Opinion by Gregory Lobo Jost
It's getting a little ridiculous, to tell you the truth. According to the New York Times, an Iowa Representative has introduced legislation to repeal the 1977 watershed legislation that helped save neighborhoods across the country, including the those in the Bronx. Maybe it should come as no surprise that certain deregulation-minded conservatives who have been battling the Community Reinvestment Act for years (following the lead of former Senator Phil Gramm) would take the opportunity of a financial meltdown to once again go on the attack against CRA.
Fortunately, the Times editorial board has taken a stand today in support of CRA:
The charges do not hold up. First, how could a 30-plus-year-old law be responsible for a crisis that has occurred only in recent years? Then there’s the fact that the regulatory guidance issued under the reinvestment act and other banking laws actually impose restraints on the riskiest kinds of subprime lending.

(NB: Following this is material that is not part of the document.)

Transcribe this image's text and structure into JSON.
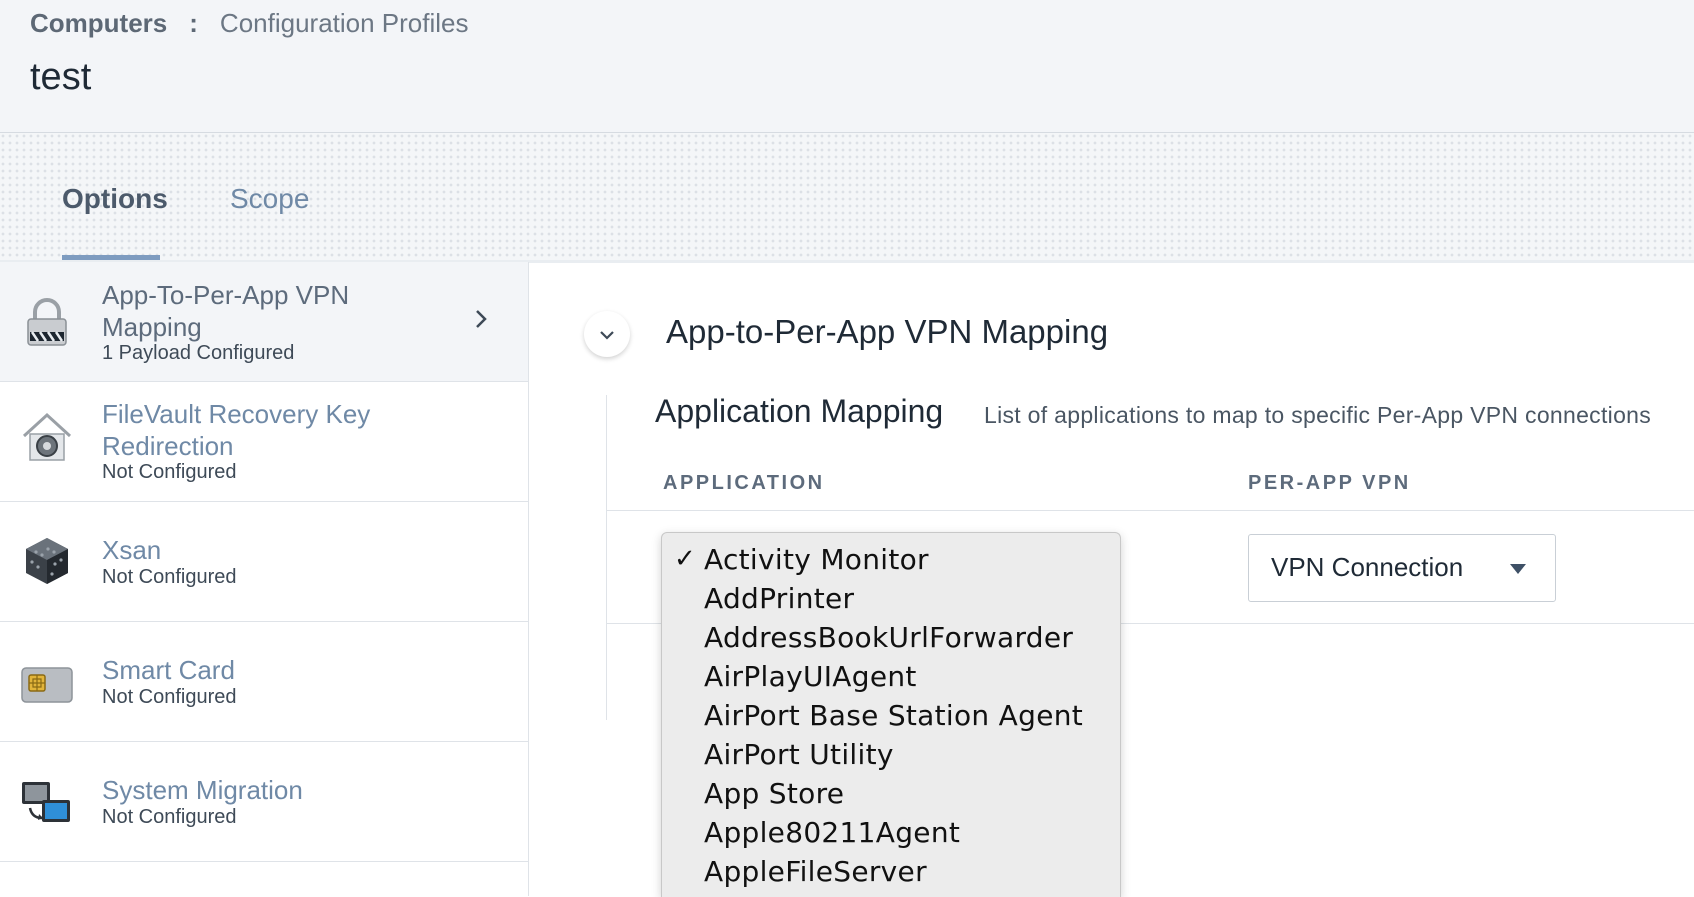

In addition, subprime lending was not driven by banks, which are covered by the act. Rather, most subprime lending was driven by independent mortgage lending companies, which the act does not cover, and, to a lesser extent, by bank affiliates and subsidiaries that are not fully covered by the act. By some estimates, nonbank lenders and bank affiliates and subsidiaries may have originated 75 percent or more of the riskiest subprime loans.

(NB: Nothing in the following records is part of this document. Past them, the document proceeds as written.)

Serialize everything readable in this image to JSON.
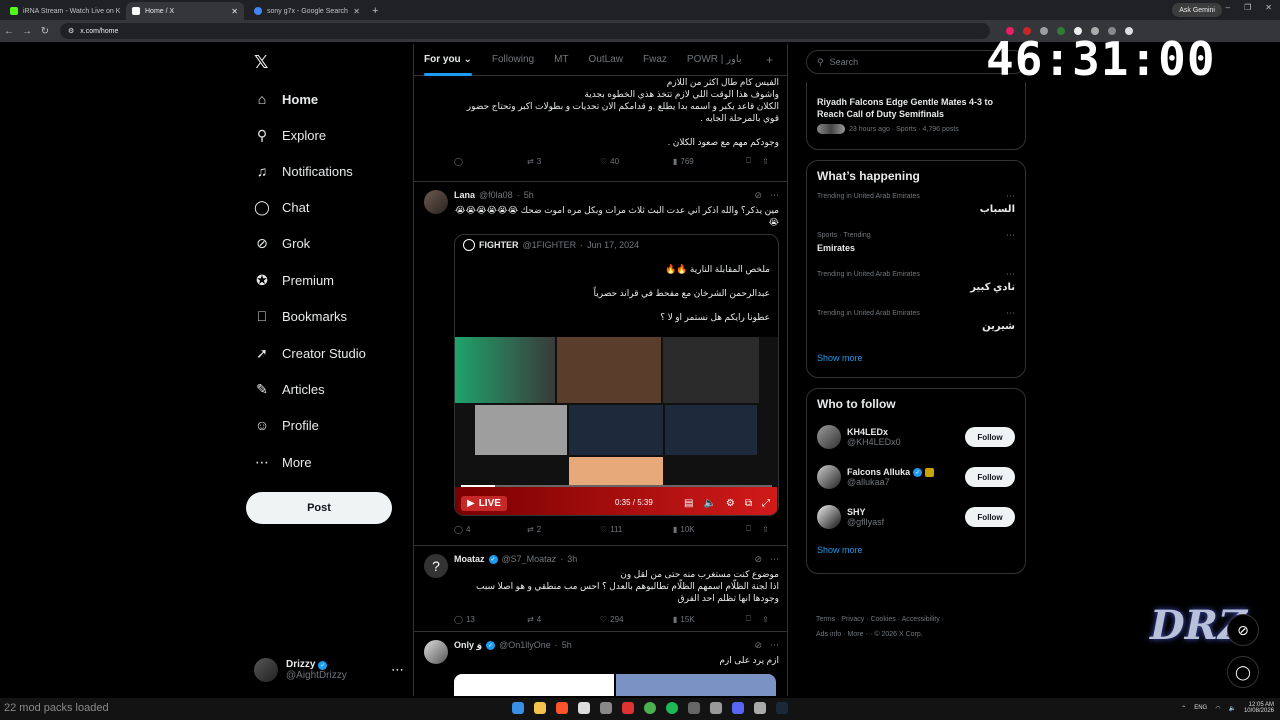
{
  "browser": {
    "tabs": [
      {
        "title": "iRNA Stream - Watch Live on K",
        "color": "#53fc18",
        "active": false
      },
      {
        "title": "Home / X",
        "color": "#ffffff",
        "active": true
      },
      {
        "title": "sony g7x - Google Search",
        "color": "#4285f4",
        "active": false
      }
    ],
    "url": "x.com/home",
    "gemini": "Ask Gemini"
  },
  "nav": {
    "items": [
      {
        "label": "Home",
        "icon": "home-icon",
        "glyph": "⌂"
      },
      {
        "label": "Explore",
        "icon": "search-icon",
        "glyph": "⚲"
      },
      {
        "label": "Notifications",
        "icon": "bell-icon",
        "glyph": "♫"
      },
      {
        "label": "Chat",
        "icon": "chat-icon",
        "glyph": "◯"
      },
      {
        "label": "Grok",
        "icon": "grok-icon",
        "glyph": "⊘"
      },
      {
        "label": "Premium",
        "icon": "premium-icon",
        "glyph": "✪"
      },
      {
        "label": "Bookmarks",
        "icon": "bookmark-icon",
        "glyph": "⎕"
      },
      {
        "label": "Creator Studio",
        "icon": "rocket-icon",
        "glyph": "➚"
      },
      {
        "label": "Articles",
        "icon": "articles-icon",
        "glyph": "✎"
      },
      {
        "label": "Profile",
        "icon": "person-icon",
        "glyph": "☺"
      },
      {
        "label": "More",
        "icon": "more-icon",
        "glyph": "⋯"
      }
    ],
    "post": "Post",
    "account": {
      "name": "Drizzy",
      "handle": "@AightDrizzy"
    }
  },
  "timeline": {
    "tabs": [
      "For you",
      "Following",
      "MT",
      "OutLaw",
      "Fwaz",
      "POWR | باور"
    ],
    "tweet1": {
      "lines": [
        "الفيس كام طال اكثر من اللازم",
        "واشوف هذا الوقت اللي لازم تتخذ هذي الخطوه بجدية",
        "الكلان قاعد يكبر و اسمه بدا يطلع .و قدامكم الان تحديات و بطولات اكبر وتحتاج حضور",
        "قوي بالمرحلة الجايه .",
        "وجودكم مهم مع صعود الكلان ."
      ],
      "retweets": "3",
      "likes": "40",
      "views": "769"
    },
    "tweet2": {
      "name": "Lana",
      "handle": "@f0la08",
      "time": "5h",
      "text": "مين يذكر؟ والله اذكر اني عدت البث ثلاث مرات وبكل مره اموت ضحك 😭😭😭😭😭😭😭",
      "quote": {
        "name": "FIGHTER",
        "handle": "@1FIGHTER",
        "date": "Jun 17, 2024",
        "lines": [
          "ملخص المقابلة النارية 🔥🔥",
          "عبدالرحمن الشرخان مع مفحط في قراند حصرياً",
          "عطونا رايكم هل نستمر او لا ؟"
        ]
      },
      "video": {
        "live": "LIVE",
        "time": "0:35 / 5:39",
        "progress": 0.11
      },
      "replies": "4",
      "retweets": "2",
      "likes": "111",
      "views": "10K"
    },
    "tweet3": {
      "name": "Moataz",
      "handle": "@S7_Moataz",
      "time": "3h",
      "lines": [
        "موضوع كنت مستغرب منه حتى من لقل ون",
        "اذا لجنة الظلّام اسمهم الظلّام تطالبوهم بالعدل ؟ احس مب منطقي و هو اصلا سبب",
        "وجودها انها تظلم احد الفرق"
      ],
      "replies": "13",
      "retweets": "4",
      "likes": "294",
      "views": "15K"
    },
    "tweet4": {
      "name": "Only وَ",
      "handle": "@On1llyOne",
      "time": "5h",
      "text": "ازم يرد على ازم"
    }
  },
  "sidebar": {
    "search_placeholder": "Search",
    "top_news": {
      "title": "Riyadh Falcons Edge Gentle Mates 4-3 to Reach Call of Duty Semifinals",
      "meta": "23 hours ago · Sports · 4,796 posts"
    },
    "happening_title": "What’s happening",
    "trends": [
      {
        "context": "Trending in United Arab Emirates",
        "name": "السباب",
        "rtl": true
      },
      {
        "context": "Sports · Trending",
        "name": "Emirates",
        "rtl": false
      },
      {
        "context": "Trending in United Arab Emirates",
        "name": "نادي كبير",
        "rtl": true
      },
      {
        "context": "Trending in United Arab Emirates",
        "name": "شيرين",
        "rtl": true
      }
    ],
    "show_more": "Show more",
    "who_to_follow_title": "Who to follow",
    "follow": [
      {
        "name": "KH4LEDx",
        "handle": "@KH4LEDx0",
        "verified": false,
        "button": "Follow"
      },
      {
        "name": "Falcons Alluka",
        "handle": "@allukaa7",
        "verified": true,
        "button": "Follow"
      },
      {
        "name": "SHY",
        "handle": "@gfllyasf",
        "verified": false,
        "button": "Follow"
      }
    ],
    "show_more_2": "Show more",
    "footer": [
      "Terms",
      "Privacy",
      "Cookies",
      "Accessibility",
      "Ads info",
      "More ···",
      "© 2026 X Corp."
    ]
  },
  "overlay": {
    "timer": "46:31:00",
    "brand": "DRZ",
    "mod_packs": "22 mod packs loaded"
  },
  "taskbar": {
    "lang": "ENG",
    "time": "12:05 AM",
    "date": "10/08/2026"
  }
}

The Times also cites a report by the Center for Community Capital at UNC Chapel Hill that shows much lower default rates in CRA loans than in subprime. A separate January 2008 study showed that banks who were subject to CRA, "were less likely to make a high cost loan, charged less for the high cost loans that were made, and were substantially more likely to eschew the secondary market and hold high cost and other loans in portfolio." In other words, they had better lending practices.

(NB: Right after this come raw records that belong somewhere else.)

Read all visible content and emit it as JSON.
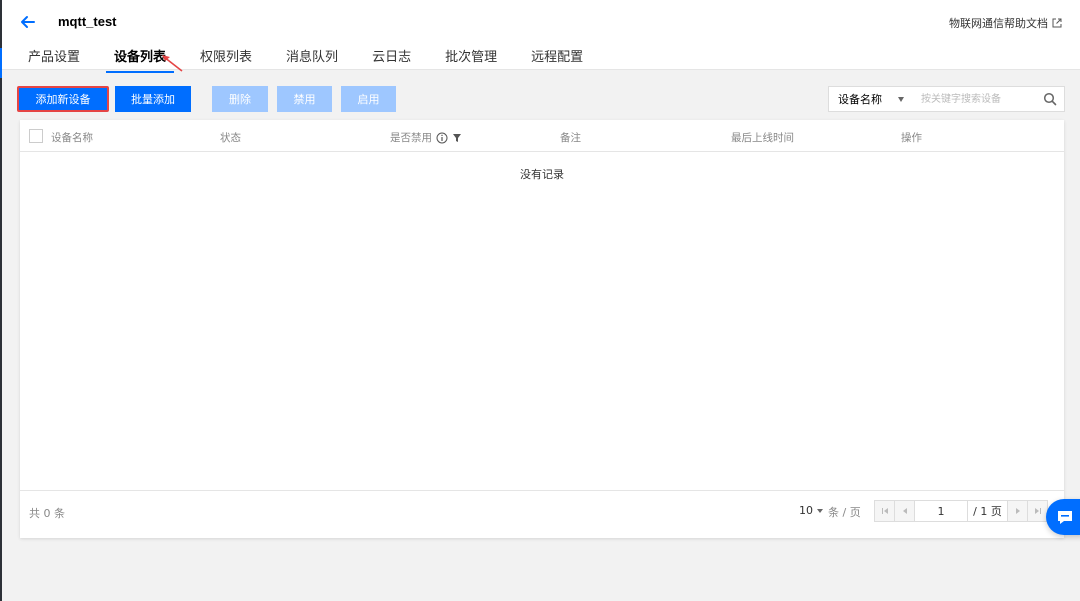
{
  "header": {
    "title": "mqtt_test",
    "help_link": "物联网通信帮助文档"
  },
  "tabs": [
    "产品设置",
    "设备列表",
    "权限列表",
    "消息队列",
    "云日志",
    "批次管理",
    "远程配置"
  ],
  "active_tab": "设备列表",
  "toolbar": {
    "add_device": "添加新设备",
    "batch_add": "批量添加",
    "delete": "删除",
    "disable": "禁用",
    "enable": "启用"
  },
  "filter": {
    "selected": "设备名称",
    "placeholder": "按关键字搜索设备"
  },
  "table": {
    "columns": [
      "设备名称",
      "状态",
      "是否禁用",
      "备注",
      "最后上线时间",
      "操作"
    ],
    "rows": [],
    "empty_text": "没有记录"
  },
  "pagination": {
    "total_label": "共 0 条",
    "page_size": "10",
    "per_page_label": "条 / 页",
    "current_page": "1",
    "page_total_label": "/ 1 页"
  },
  "colors": {
    "primary": "#006eff",
    "primary_disabled": "#9ec7ff",
    "highlight_border": "#e54545"
  }
}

The real problem was from lenders not regulated by CRA (thanks in part to Phil Gramm) who went wild with their products. Often they didn't care if the loans were affordable because they were going to sell them off to be packaged into securities and sold to investors around the world, who were in turn duped by the ratings agencies. Plenty of people made a lot of money along the way without any real accountability. Since CRA-regulated banks are more likely to keep their loans on their own books, they actually lent with the intention of being repaid.
The lack of accountability inherent to the mortgage securitization process is what fueled the housing bubble and has brought us to this disastrous economic moment. The weakening of CRA in 1999 might be a better place to look to place a good chunk of the blame. The timing suggests it warrants a closer look.